Member of the New Hampshire House of Representatives from the Cheshire 16 district
- In office December 2, 2020 – 2024
- Preceded by: William Pearson

Personal details
- Born: New Hampshire, U.S.
- Children: 1
- Education: Hampshire College (BA) University of Massachusetts Amherst (MEd)

= Amanda Soto =

American politician

Amanda Elizabeth Soto is an American former politician and member of the New Hampshire House of Representatives from the Cheshire 16 district from 2020 to 2024. At the time of that service, her name was Amanda Elizabeth Toll.

== Early life and education ==
Soto was born and raised in New Hampshire. She earned a Bachelor of Arts degree in political science, women's studies, and modern American history from Hampshire College and a Master of Education from the University of Massachusetts Amherst. She is Jewish.

== Career ==
Outside of politics, Soto has worked as a social studies teacher and small business-owner.

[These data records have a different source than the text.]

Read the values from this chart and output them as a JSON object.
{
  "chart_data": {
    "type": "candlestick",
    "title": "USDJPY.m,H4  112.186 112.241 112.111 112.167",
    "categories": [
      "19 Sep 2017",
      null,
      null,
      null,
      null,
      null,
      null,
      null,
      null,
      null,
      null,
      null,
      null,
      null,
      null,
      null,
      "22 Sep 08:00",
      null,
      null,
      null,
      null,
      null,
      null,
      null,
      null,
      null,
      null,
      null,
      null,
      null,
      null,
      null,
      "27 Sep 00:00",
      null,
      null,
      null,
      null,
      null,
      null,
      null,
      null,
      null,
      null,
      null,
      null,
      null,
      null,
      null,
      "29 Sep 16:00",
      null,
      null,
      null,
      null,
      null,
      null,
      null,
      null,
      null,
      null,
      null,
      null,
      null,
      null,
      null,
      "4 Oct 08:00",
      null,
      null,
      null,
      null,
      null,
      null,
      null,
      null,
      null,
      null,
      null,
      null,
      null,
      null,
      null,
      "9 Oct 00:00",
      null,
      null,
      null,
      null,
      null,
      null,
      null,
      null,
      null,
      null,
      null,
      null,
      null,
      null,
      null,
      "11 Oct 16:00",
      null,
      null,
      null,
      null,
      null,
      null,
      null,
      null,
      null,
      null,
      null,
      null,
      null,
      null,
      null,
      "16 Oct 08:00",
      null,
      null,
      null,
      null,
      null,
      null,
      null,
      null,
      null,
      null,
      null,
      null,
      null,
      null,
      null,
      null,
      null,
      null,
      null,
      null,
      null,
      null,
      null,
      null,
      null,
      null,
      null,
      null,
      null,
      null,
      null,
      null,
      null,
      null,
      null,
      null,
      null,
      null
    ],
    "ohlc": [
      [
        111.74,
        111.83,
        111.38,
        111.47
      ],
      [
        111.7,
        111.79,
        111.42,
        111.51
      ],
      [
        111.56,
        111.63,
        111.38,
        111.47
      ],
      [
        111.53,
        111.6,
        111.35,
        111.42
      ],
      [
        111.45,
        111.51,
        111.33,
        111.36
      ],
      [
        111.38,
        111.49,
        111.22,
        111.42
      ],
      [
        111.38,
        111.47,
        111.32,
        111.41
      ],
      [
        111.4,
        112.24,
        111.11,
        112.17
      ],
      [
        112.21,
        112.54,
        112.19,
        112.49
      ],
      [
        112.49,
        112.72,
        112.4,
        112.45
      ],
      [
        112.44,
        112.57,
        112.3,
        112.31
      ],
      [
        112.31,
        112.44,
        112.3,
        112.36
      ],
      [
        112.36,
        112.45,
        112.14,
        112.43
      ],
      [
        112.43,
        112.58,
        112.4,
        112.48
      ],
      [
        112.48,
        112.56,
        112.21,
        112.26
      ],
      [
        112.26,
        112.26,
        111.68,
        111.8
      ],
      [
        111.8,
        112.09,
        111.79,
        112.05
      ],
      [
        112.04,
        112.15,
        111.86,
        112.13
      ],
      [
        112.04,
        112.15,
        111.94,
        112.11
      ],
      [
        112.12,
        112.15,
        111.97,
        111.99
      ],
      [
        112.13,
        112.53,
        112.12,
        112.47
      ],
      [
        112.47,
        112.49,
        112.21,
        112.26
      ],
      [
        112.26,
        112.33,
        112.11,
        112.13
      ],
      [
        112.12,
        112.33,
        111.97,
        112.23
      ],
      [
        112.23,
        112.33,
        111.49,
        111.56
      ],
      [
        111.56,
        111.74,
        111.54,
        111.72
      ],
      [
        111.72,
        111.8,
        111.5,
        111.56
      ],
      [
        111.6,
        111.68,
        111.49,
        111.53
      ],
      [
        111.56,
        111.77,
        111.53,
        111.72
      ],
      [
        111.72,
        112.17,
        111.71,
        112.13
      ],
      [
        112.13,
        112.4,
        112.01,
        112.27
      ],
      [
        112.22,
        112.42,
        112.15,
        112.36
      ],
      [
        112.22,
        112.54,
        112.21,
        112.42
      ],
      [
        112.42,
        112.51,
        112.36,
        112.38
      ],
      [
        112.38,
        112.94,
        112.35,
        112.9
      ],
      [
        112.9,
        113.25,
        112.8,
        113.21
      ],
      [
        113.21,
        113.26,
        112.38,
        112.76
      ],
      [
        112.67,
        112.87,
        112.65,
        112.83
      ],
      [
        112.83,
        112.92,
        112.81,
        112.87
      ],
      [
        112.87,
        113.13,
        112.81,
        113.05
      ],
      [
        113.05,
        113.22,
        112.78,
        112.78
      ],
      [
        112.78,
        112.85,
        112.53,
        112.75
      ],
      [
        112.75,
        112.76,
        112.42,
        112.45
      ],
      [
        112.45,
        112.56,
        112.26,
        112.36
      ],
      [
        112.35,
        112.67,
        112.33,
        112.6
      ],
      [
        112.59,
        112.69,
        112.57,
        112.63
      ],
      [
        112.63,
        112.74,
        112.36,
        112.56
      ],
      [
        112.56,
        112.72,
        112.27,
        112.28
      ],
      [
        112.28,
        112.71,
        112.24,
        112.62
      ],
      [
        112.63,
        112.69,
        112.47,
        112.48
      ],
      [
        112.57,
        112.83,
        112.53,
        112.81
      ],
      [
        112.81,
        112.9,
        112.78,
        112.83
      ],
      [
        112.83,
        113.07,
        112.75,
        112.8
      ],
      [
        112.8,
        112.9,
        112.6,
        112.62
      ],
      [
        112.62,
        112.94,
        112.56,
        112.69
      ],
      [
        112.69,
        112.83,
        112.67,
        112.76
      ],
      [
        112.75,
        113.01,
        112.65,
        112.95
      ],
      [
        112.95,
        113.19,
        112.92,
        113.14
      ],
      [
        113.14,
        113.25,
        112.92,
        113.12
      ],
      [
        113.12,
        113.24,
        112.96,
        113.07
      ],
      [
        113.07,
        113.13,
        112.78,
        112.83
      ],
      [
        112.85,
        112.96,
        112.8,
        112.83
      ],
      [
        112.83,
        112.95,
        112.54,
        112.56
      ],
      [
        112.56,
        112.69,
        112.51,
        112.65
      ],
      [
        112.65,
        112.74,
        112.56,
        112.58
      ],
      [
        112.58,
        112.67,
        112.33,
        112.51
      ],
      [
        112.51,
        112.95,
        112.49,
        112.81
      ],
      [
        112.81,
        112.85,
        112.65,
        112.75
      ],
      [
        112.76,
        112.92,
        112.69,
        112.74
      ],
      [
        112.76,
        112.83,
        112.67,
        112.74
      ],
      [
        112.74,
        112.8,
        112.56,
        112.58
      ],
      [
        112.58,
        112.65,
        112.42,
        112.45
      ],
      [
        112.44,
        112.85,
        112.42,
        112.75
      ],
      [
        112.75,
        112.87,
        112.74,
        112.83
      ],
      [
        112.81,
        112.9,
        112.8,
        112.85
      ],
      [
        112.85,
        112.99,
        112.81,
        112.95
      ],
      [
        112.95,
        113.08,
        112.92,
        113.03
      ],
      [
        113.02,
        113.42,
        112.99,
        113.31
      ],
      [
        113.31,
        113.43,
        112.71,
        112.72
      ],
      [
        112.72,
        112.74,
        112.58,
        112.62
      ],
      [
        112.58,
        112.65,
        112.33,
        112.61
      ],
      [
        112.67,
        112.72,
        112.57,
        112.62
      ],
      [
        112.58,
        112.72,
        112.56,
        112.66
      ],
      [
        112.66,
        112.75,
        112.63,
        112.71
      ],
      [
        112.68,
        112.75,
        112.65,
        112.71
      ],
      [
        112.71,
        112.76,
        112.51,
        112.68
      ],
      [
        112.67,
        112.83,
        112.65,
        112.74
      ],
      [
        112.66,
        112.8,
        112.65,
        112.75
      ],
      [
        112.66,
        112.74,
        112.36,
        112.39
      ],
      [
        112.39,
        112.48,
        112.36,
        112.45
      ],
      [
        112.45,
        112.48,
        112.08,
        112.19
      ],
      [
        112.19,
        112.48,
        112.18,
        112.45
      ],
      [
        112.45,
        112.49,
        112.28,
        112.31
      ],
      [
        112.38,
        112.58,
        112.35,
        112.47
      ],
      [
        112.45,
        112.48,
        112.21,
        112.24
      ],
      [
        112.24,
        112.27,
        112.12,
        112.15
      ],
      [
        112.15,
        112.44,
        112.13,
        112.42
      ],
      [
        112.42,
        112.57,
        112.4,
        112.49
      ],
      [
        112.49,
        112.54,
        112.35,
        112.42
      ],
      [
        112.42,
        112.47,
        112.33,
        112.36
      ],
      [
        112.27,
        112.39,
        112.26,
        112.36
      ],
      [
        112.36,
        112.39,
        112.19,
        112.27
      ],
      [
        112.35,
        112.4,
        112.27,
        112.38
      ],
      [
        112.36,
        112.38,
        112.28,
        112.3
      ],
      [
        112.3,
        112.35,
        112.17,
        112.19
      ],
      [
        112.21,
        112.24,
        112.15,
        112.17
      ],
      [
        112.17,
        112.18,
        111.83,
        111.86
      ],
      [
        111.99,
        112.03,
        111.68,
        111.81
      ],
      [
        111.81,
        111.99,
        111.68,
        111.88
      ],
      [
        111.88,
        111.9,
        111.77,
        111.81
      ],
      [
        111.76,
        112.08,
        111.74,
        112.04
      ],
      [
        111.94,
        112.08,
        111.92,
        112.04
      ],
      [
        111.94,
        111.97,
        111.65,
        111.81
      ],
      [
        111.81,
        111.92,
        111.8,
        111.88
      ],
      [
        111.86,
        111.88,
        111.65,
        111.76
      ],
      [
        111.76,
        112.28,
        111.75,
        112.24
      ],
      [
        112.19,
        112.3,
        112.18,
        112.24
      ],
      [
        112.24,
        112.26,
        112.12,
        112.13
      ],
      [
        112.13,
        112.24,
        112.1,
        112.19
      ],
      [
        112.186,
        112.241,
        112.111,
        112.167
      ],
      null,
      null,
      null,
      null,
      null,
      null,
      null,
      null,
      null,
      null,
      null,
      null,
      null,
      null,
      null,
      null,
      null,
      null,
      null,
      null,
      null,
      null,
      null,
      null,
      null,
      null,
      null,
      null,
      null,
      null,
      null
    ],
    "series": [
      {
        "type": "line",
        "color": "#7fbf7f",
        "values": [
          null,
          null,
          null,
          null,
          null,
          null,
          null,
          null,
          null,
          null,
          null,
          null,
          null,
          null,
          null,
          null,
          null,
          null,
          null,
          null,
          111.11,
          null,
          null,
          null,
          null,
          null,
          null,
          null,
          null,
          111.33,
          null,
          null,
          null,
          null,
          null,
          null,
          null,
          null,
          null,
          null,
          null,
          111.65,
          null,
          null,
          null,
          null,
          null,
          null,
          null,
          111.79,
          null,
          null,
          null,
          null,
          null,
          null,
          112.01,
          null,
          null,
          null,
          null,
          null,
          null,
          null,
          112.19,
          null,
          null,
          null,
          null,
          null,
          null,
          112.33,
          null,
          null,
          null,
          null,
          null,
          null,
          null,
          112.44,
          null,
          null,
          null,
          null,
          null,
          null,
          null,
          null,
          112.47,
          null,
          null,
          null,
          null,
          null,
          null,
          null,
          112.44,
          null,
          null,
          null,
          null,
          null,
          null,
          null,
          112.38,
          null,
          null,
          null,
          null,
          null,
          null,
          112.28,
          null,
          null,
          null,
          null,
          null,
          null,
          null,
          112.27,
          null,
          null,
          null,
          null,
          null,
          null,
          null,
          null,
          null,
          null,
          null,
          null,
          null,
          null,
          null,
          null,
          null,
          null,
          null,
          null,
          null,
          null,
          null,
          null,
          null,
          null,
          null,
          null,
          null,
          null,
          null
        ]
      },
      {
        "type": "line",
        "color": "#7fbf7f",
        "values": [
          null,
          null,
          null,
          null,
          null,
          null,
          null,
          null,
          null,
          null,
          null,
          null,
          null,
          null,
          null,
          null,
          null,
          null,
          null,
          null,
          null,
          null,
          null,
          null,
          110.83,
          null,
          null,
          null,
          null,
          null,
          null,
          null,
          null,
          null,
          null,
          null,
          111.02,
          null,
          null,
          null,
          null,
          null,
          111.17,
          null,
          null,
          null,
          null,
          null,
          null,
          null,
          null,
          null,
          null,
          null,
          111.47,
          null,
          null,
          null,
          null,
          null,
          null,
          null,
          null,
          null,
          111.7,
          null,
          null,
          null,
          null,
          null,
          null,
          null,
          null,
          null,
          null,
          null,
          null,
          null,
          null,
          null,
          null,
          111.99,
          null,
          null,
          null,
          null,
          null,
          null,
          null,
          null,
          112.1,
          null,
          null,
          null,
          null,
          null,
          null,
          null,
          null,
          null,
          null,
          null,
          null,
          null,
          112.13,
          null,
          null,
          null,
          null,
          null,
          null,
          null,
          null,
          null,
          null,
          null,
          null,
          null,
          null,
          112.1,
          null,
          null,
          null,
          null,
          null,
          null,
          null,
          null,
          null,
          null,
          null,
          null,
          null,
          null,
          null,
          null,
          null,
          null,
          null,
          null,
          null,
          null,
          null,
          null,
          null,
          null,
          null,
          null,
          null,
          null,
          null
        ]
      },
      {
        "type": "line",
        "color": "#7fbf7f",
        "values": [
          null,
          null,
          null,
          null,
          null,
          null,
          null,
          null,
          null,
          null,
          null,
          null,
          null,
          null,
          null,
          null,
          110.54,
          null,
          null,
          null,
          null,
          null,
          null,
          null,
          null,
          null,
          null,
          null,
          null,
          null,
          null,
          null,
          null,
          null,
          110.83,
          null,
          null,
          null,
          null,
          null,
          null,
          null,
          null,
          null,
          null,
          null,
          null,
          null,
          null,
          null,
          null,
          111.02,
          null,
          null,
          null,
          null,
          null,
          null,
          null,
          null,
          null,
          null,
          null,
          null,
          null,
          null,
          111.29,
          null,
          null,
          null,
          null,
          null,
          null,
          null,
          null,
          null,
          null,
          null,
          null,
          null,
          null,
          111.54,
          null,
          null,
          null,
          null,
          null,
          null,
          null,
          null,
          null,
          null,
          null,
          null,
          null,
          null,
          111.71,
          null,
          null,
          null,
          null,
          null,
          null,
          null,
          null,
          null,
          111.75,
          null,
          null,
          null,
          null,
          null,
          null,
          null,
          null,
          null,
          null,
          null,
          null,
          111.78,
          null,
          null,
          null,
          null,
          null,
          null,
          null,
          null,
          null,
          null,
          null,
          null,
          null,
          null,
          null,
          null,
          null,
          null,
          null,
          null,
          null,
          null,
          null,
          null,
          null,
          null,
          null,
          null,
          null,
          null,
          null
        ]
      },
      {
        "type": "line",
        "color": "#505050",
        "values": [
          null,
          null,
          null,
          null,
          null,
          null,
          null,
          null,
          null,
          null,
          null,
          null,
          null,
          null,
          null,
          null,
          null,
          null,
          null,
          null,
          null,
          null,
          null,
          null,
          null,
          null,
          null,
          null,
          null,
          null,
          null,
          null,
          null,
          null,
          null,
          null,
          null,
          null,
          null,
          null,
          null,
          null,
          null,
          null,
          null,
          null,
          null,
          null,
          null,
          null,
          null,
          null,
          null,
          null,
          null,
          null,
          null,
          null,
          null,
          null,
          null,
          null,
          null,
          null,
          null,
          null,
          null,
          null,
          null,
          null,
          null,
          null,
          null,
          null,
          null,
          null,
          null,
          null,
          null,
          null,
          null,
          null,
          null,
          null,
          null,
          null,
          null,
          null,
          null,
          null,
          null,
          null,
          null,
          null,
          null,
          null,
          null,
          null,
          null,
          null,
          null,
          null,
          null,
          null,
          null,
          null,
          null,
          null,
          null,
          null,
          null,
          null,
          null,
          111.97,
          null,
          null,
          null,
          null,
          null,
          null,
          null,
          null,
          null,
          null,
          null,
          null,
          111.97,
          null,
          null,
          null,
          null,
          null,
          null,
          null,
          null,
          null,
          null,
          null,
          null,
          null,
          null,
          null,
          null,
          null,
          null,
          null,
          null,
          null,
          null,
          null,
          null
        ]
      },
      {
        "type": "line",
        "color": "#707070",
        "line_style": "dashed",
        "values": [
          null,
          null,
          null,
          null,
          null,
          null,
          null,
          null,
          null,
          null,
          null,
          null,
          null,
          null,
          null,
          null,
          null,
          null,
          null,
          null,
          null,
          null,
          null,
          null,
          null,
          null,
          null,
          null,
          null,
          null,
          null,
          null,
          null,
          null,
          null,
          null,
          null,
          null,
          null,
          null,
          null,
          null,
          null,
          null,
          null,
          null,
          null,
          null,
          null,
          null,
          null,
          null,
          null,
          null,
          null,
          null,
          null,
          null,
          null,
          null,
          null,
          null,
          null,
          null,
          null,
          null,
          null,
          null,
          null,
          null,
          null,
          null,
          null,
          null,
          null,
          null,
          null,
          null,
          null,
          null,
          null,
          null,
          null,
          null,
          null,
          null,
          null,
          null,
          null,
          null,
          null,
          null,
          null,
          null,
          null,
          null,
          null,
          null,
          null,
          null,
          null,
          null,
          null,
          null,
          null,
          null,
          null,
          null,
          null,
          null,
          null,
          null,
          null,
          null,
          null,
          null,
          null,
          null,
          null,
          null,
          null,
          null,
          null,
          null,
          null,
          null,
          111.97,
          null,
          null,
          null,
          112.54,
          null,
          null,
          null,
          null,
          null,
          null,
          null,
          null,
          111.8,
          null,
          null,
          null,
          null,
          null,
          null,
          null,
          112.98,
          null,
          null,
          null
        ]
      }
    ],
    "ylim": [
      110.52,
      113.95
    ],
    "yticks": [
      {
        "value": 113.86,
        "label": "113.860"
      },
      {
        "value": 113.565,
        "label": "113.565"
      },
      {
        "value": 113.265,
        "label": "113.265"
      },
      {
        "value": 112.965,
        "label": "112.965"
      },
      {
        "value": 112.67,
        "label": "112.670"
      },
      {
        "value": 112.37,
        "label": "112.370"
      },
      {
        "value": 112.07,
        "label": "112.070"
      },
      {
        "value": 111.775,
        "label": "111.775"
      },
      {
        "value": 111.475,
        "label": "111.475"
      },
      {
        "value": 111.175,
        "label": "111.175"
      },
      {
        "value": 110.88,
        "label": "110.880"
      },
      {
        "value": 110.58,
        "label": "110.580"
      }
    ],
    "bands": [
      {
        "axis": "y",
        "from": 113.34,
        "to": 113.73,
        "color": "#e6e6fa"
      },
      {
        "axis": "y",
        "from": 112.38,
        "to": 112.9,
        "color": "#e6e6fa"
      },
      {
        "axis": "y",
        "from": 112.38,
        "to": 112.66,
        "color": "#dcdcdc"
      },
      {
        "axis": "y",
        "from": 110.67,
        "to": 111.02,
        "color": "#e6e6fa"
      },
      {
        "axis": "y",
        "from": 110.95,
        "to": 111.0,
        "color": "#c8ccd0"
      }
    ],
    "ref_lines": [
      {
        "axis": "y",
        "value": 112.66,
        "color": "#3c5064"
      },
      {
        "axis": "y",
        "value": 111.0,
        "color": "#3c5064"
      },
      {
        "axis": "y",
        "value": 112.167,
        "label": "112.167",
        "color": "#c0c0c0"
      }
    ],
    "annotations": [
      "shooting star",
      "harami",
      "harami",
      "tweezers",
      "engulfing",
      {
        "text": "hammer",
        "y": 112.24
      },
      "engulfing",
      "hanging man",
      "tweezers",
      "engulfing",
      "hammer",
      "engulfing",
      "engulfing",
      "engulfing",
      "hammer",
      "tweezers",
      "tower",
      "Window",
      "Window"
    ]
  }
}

She was elected to the New Hampshire House of Representatives in 2020 and was a member of the House State-Federal Relations and Veterans Affairs Committee. In January 2022, she co-sponsored a bill that would require consent education to be a part of the curriculum in New Hampshire public schools. She was elected to the Cheshire 15 district in 2022.' She announced her retirement in 2024.